3.1. De rechtbank heeft met het college ten onrechte overwogen dat voor het aanbrengen van de vlonder een vergunning is vereist, als bedoeld in artikel 2.1, eerste lid, aanhef en onder a, van de Wabo. De vlonder bestaat uit onderleggers met daarop houten vloerdelen. Niet in geschil is dat de losse houten vloerdelen op zichzelf geen constructies zijn. De vlonder is niet met het dak verbonden, maar ligt los op het dak. Omdat de vlonder geen onderdeel uitmaakt van het dak waarop de vlonder rust, is van een dakconstructie geen sprake. Dat de houten vloerdelen aan een losliggend frame van onderleggers zijn bevestigd, is niet voldoende om de vlonder als constructie en daarmee als bouwwerk te kwalificeren. Evenmin is daarvoor voldoende dat de vlonder is gelegen binnen de contouren van de opstaande met zink afgewerkte dakrand en op die manier steun vindt. Het aangebrachte isolatiemateriaal maakt dat niet anders. (Vergelijk de uitspraak van de Afdeling van 25 juli 2018, ECLI:NL:RVS:2018:2510).

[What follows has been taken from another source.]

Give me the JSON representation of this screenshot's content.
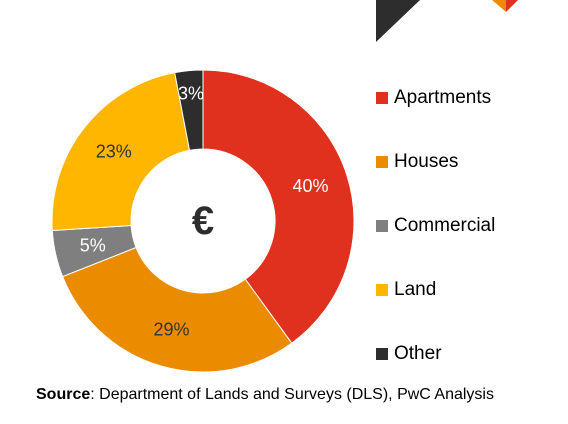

Omdat voor het aanbrengen van de vlonder geen omgevingsvergunning is vereist, was het college in zoverre niet bevoegd handhavend op te treden tegen het dakterras. Het betoog slaagt in zoverre.

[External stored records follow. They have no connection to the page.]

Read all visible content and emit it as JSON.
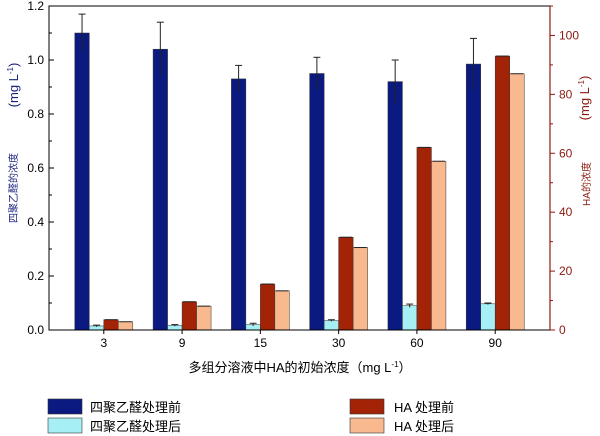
{
  "chart_data": {
    "type": "bar",
    "title": "",
    "xlabel": "多组分溶液中HA的初始浓度（mg L",
    "xlabel_sup": "-1",
    "xlabel_end": "）",
    "ylabel_left": "四聚乙醛的浓度",
    "ylabel_left_unit": "(mg L",
    "ylabel_right": "HA的浓度",
    "ylabel_right_unit": "(mg L",
    "unit_sup": "-1",
    "unit_end": ")",
    "categories": [
      "3",
      "9",
      "15",
      "30",
      "60",
      "90"
    ],
    "ylim_left": [
      0,
      1.2
    ],
    "yticks_left": [
      "0.0",
      "0.2",
      "0.4",
      "0.6",
      "0.8",
      "1.0",
      "1.2"
    ],
    "ylim_right": [
      0,
      110
    ],
    "yticks_right": [
      "0",
      "20",
      "40",
      "60",
      "80",
      "100"
    ],
    "grid": false,
    "legend_position": "bottom",
    "series": [
      {
        "name": "四聚乙醛处理前",
        "axis": "left",
        "color": "#0a1a80",
        "values": [
          1.1,
          1.04,
          0.93,
          0.95,
          0.92,
          0.985
        ],
        "errors": [
          0.07,
          0.1,
          0.05,
          0.06,
          0.08,
          0.095
        ]
      },
      {
        "name": "四聚乙醛处理后",
        "axis": "left",
        "color": "#a6f0f5",
        "values": [
          0.015,
          0.017,
          0.02,
          0.035,
          0.09,
          0.097
        ],
        "errors": [
          0.003,
          0.003,
          0.005,
          0.003,
          0.006,
          0.003
        ]
      },
      {
        "name": "HA 处理前",
        "axis": "right",
        "color": "#a22306",
        "values": [
          3.5,
          9.6,
          15.6,
          31.5,
          62,
          93
        ],
        "errors": [
          0,
          0,
          0,
          0,
          0,
          0
        ]
      },
      {
        "name": "HA 处理后",
        "axis": "right",
        "color": "#f8b98f",
        "values": [
          2.8,
          8.1,
          13.3,
          28,
          57.3,
          87
        ],
        "errors": [
          0,
          0,
          0,
          0,
          0,
          0
        ]
      }
    ],
    "colors": {
      "left_axis": "#1a237e",
      "right_axis": "#8b1a10"
    }
  }
}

3.2. De last onder dwangsom is blijkens de formulering ervan ook gericht op het beëindigen van het gebruik van het dak als dakterras. Gelet op een foto van het dak van de woning op het perceel van 10 juli 2013 en de verklaring van [appellant] ter zitting bij de rechtbank en de Afdeling, heeft de rechtbank op zichzelf terecht overwogen dat [appellant], in strijd met het bestemmingsplan het dak als dakterras heeft gebruikt. Dat dat volgens [appellant] slechts incidenteel heeft plaatsgevonden, doet er niet aan af dat het dak wel als dakterras is gebruikt.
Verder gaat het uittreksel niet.